Her an içiçe olunan insanlardan durumlardan ve bunların sonucunda ortaya çıkan karmaşık ilişkilerden kaçmanın bir yoludur.
işin içine başka insanlar girmeye görsün zaten bir anda her şey değişiyor.
Bi kere evet üzerindeki sorumluluğu bir nebzede olsun azaltıyorsun.Sonucuna katlanmak istemediğin için yapmamayı tercih ettiğin isteklere artık son!
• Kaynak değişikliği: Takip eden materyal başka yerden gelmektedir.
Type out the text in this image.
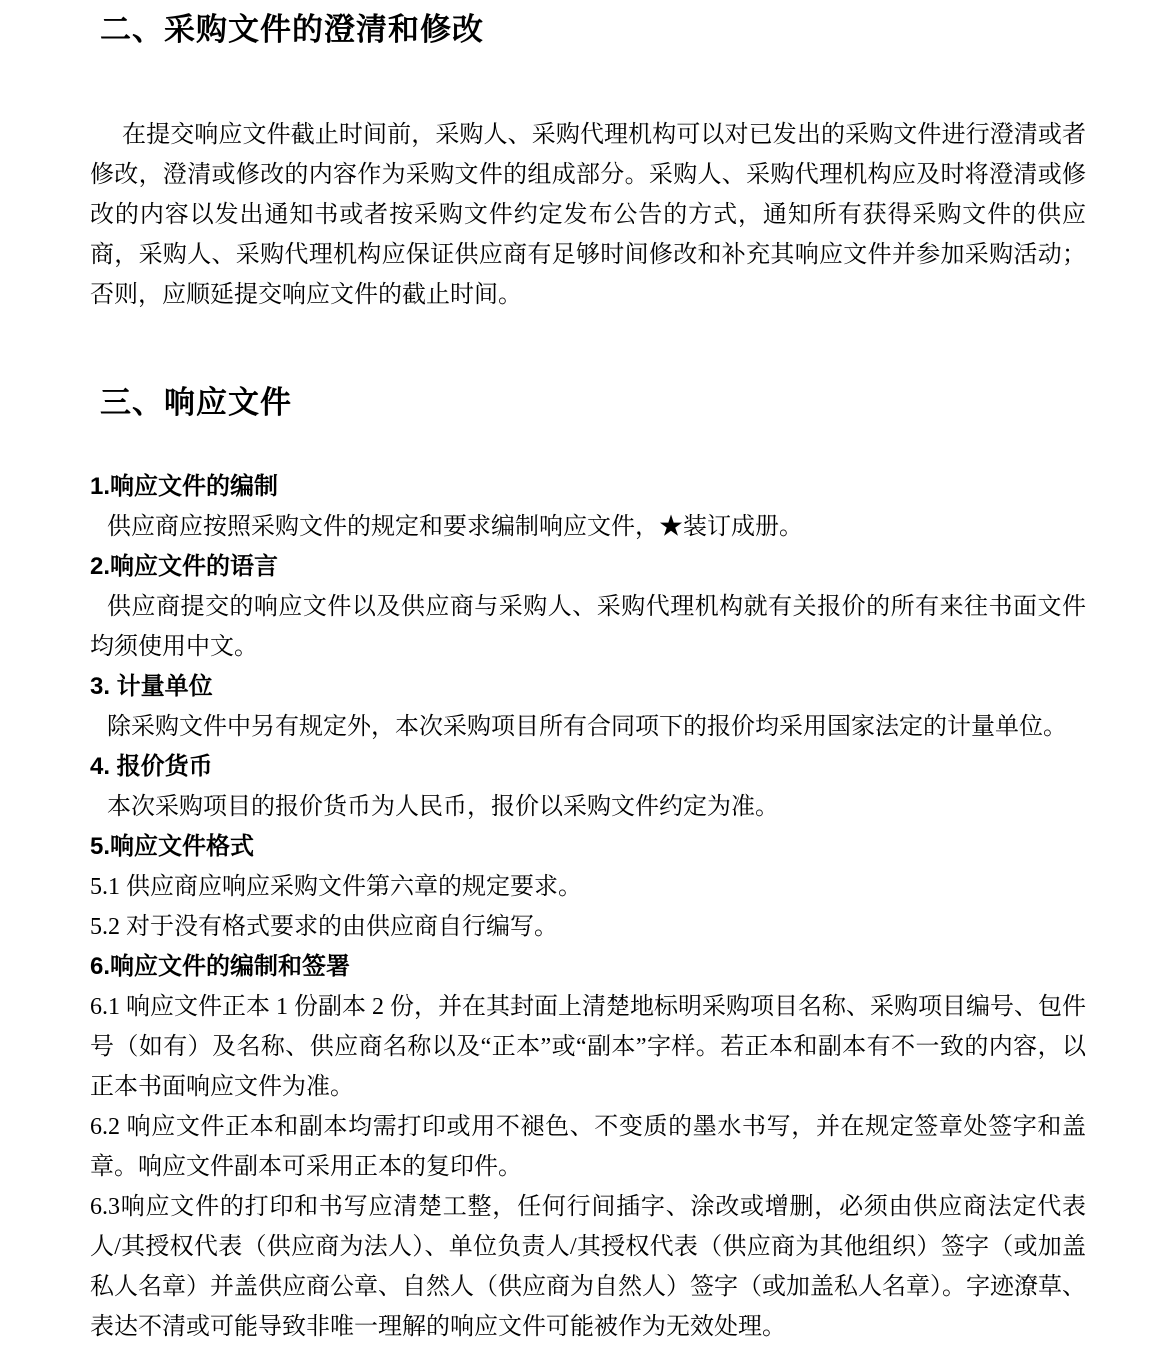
二、采购文件的澄清和修改

在提交响应文件截止时间前，采购人、采购代理机构可以对已发出的采购文件进行澄清或者修改，澄清或修改的内容作为采购文件的组成部分。采购人、采购代理机构应及时将澄清或修改的内容以发出通知书或者按采购文件约定发布公告的方式，通知所有获得采购文件的供应商，采购人、采购代理机构应保证供应商有足够时间修改和补充其响应文件并参加采购活动；否则，应顺延提交响应文件的截止时间。

三、响应文件

1.响应文件的编制

供应商应按照采购文件的规定和要求编制响应文件，★装订成册。

2.响应文件的语言

供应商提交的响应文件以及供应商与采购人、采购代理机构就有关报价的所有来往书面文件均须使用中文。

3. 计量单位

除采购文件中另有规定外，本次采购项目所有合同项下的报价均采用国家法定的计量单位。

4. 报价货币

本次采购项目的报价货币为人民币，报价以采购文件约定为准。

5.响应文件格式

5.1 供应商应响应采购文件第六章的规定要求。

5.2 对于没有格式要求的由供应商自行编写。

6.响应文件的编制和签署

6.1 响应文件正本 1 份副本 2 份，并在其封面上清楚地标明采购项目名称、采购项目编号、包件号（如有）及名称、供应商名称以及“正本”或“副本”字样。若正本和副本有不一致的内容，以正本书面响应文件为准。

6.2 响应文件正本和副本均需打印或用不褪色、不变质的墨水书写，并在规定签章处签字和盖章。响应文件副本可采用正本的复印件。

6.3响应文件的打印和书写应清楚工整，任何行间插字、涂改或增删，必须由供应商法定代表人/其授权代表（供应商为法人）、单位负责人/其授权代表（供应商为其他组织）签字（或加盖私人名章）并盖供应商公章、自然人（供应商为自然人）签字（或加盖私人名章）。字迹潦草、表达不清或可能导致非唯一理解的响应文件可能被作为无效处理。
Son son ama bu seferde o isteklerin artık hayatının bir parçası haline geliyor bundan sonrada başkalarıyla birlikte yaşamaya dayanamaz hale geliyorsun.Sonradan bunu dayanabilinir hale getirmeye çalışmaksa apayrı bir mesele..insanın kendini daha iyi tanımasına sağladığı yarar çok büyük ama sorumluluktan kaçmaya çalışırken aslında daha büyük bir sorumluluk üstlendiğinin farkında olmayabiliyorsun ilk zamanlarda.insanların müdahale edemeyeceği özel alanın bir odadan taşıp bir ev haline dönüşüyor.Kendinsin işte özgürleşiyorsun git gide ama bu toplumsal özgürlük haklar vs değil.Başka bir bilinç bu kendi içindeki özgürleşme bilinci..Sonrası bir kısır döngü ki sorma.Bir gün en huzurlu anlarını yaşarken ertesi gün dünyanın en yalnızı en karamsar insanı olabiliyorsun.işte o zaman o koca duvarlar üstüne yıkılıyormuş gibi oluyor.eh tek başına yaşamak gibisi yok orası kesin ama ..sonuç? Bilmem.